Hello traders! In part 1 of this two part series, I gave you the first half of a day trader’s daily routine. Depending on your own personal trading style, you may need to slightly customize it a bit. On with the list:
9. Look for another trade! Depending on your trading style, your first trade might not have “taken off” yet. In the meantime, why not see if there is some more action out there? Swing and position traders will definitely consider this. Very short term day traders, especially new traders, may be too fixated on one trade/position to manage a second. Another note about this is that I would prefer you not put all of your eggs in one basket, all of your trading account on one trade! This would be overly aggressive, bordering on stupidity.
10. Manage any trades you are in. So, you’ve entered a position or two, looked for new trades, now what? Well, you must go back and check the trades you are in. Have they moved far enough to move your stop to break even? Far enough to start locking in profits? Perhaps you will consider moving your profit target further out. (I know some of you would never think of moving profit targets once they are set, but hear me out. When you find a currency pair (let’s call it pair A) that seems to lead another one (let’s call it pair B), what do you think when the leading pair breaks forcefully through a supply or demand zone yet the other hasn’t yet? Perhaps pair B hasn’t even reached the zone. If pair A rips through a level, you would expect pair B to go through as well. Why limit your profits on pair B when it is very likely going to move to the next level? Figuring out which two pairs are related enough, and then which leads another is mildly complicated and a bit too much for this newsletter. To see how I do it, hope to see you in one of our classes!)
11. Rinse and repeat. Look for new trades and manage any trades you are in.
So now you have basically decided to end your trading day. Does that mean you just turn off your computer and come back tomorrow? Not quite, a few things remain.
12. Check your orders and positions one last time. Having a day order for a stop loss could be a huge oops in the account. What about a stop order for two lots when you have ten lots as a position? Also a potential disaster. ALWAYS double check your orders and positions before closing down your computer! We’ve heard too many horror stories of huge losses when a trading error is made to ignore this crucial step. It’s weird how trading mistakes seem to always make money in demo accounts, but lose money in live accounts.

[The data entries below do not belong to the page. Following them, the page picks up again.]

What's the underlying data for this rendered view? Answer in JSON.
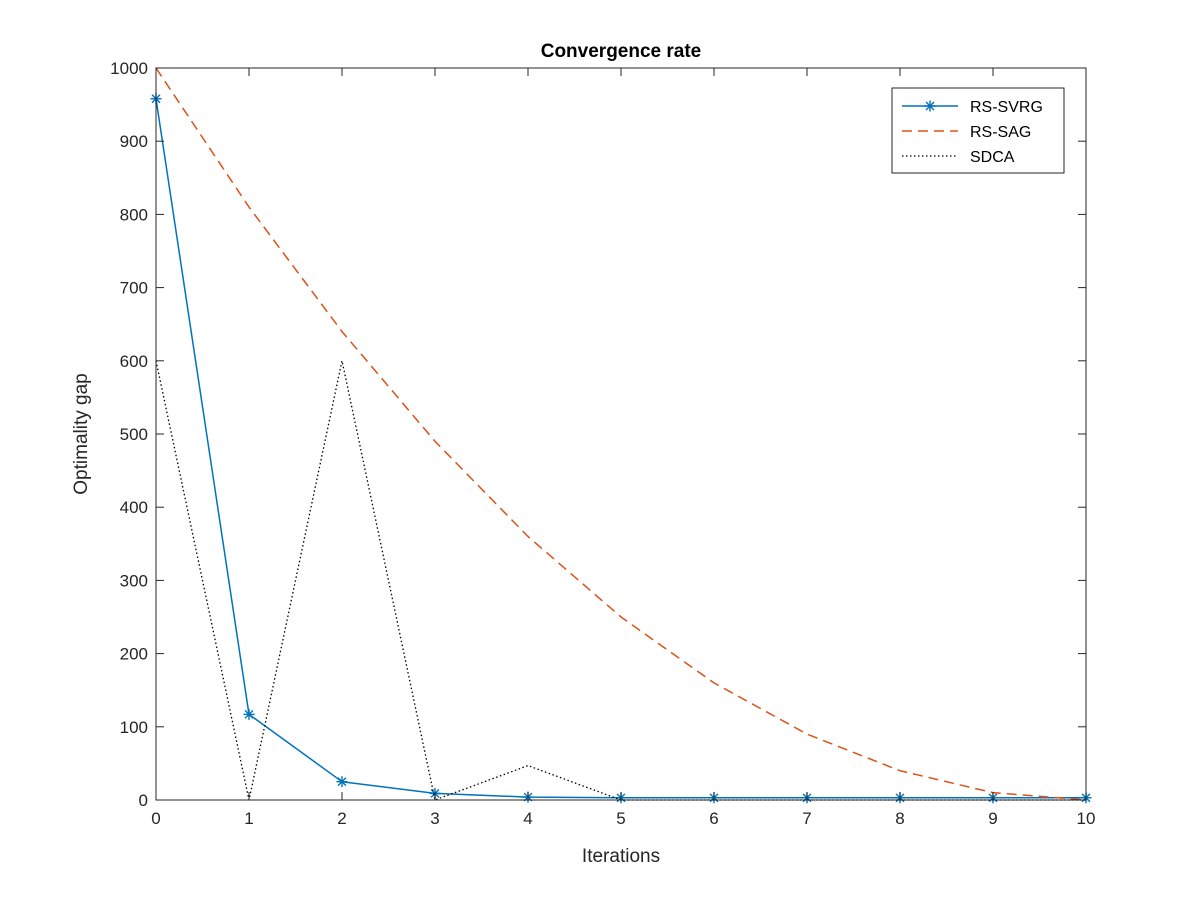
{
  "chart_data": {
    "type": "line",
    "title": "Convergence rate",
    "xlabel": "Iterations",
    "ylabel": "Optimality gap",
    "xlim": [
      0,
      10
    ],
    "ylim": [
      0,
      1000
    ],
    "xticks": [
      "0",
      "1",
      "2",
      "3",
      "4",
      "5",
      "6",
      "7",
      "8",
      "9",
      "10"
    ],
    "yticks": [
      "0",
      "100",
      "200",
      "300",
      "400",
      "500",
      "600",
      "700",
      "800",
      "900",
      "1000"
    ],
    "x": [
      0,
      1,
      2,
      3,
      4,
      5,
      6,
      7,
      8,
      9,
      10
    ],
    "grid": false,
    "legend_position": "top-right",
    "series": [
      {
        "name": "RS-SVRG",
        "values": [
          958,
          117,
          25,
          9,
          4,
          3,
          3,
          3,
          3,
          3,
          3
        ],
        "color": "#0072BD",
        "line_style": "solid",
        "marker": "asterisk"
      },
      {
        "name": "RS-SAG",
        "values": [
          1000,
          810,
          640,
          490,
          360,
          250,
          160,
          90,
          40,
          10,
          0
        ],
        "color": "#D95319",
        "line_style": "dashed",
        "marker": "none"
      },
      {
        "name": "SDCA",
        "values": [
          600,
          0,
          600,
          0,
          47,
          0,
          0,
          0,
          0,
          0,
          0
        ],
        "color": "#000000",
        "line_style": "dotted",
        "marker": "none"
      }
    ]
  }
}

13. Check the economic calendar for any overnight news on currencies you are trading. I would not be a fan of being in a EUR trade if their central bank was planning on an early morning interest rate decision. It is up to you to decide if you will wake up early, before the announcement, so you can exit a trade or use a trailing stop, etc. Just be aware that big news can dramatically move these markets!
Now, you also must journal your trades as you do them, especially if you are new to trading! I didn’t put journaling the trade as its own numbered entry, as many traders do this differently. Some take a simple screen shot of the trade they just did while others will fill out an extensive Excel spreadsheet on all of the reasons for this particular trade. If I were you, I would go get a beginners book on Excel and learn to use that program. This way you can easily put in all of the reasons you are taking trades, then easily sort out what is helping you and what isn’t. For example, if you are trying to trade the EURCAD using a 5/17 moving average crossover strategy on a 6 minute chart and you are losing money every time you do it, STOP IT. Without keeping track, journaling what is consistently making you money and what isn’t helping you make money, you might be tricked by your memory. Very often someone will take a trade with some crazy reasoning behind it and make good money the first time. Then, the inexperienced trader will continue to use that same silly idea to make decisions over and over again losing much more than they originally made. For example, “I made $5000 on a trade when I bought because the first car I saw today was green! I will buy whenever I see a green car!” You would be surprised the reasons I’ve heard new traders take trades… If you aren’t measuring your trades, you aren’t keeping track. If you aren’t keeping track, I have no sympathy for you when you say you aren’t making money trading.
So there you have it. A short suggested list for a daily routine. If you are more of a swing / position trader, you might only be checking orders/looking for new trades once a day or two, and that’s fine. Trading is a great pursuit; you can customize trading to your life instead of being forced to customize your life to a business.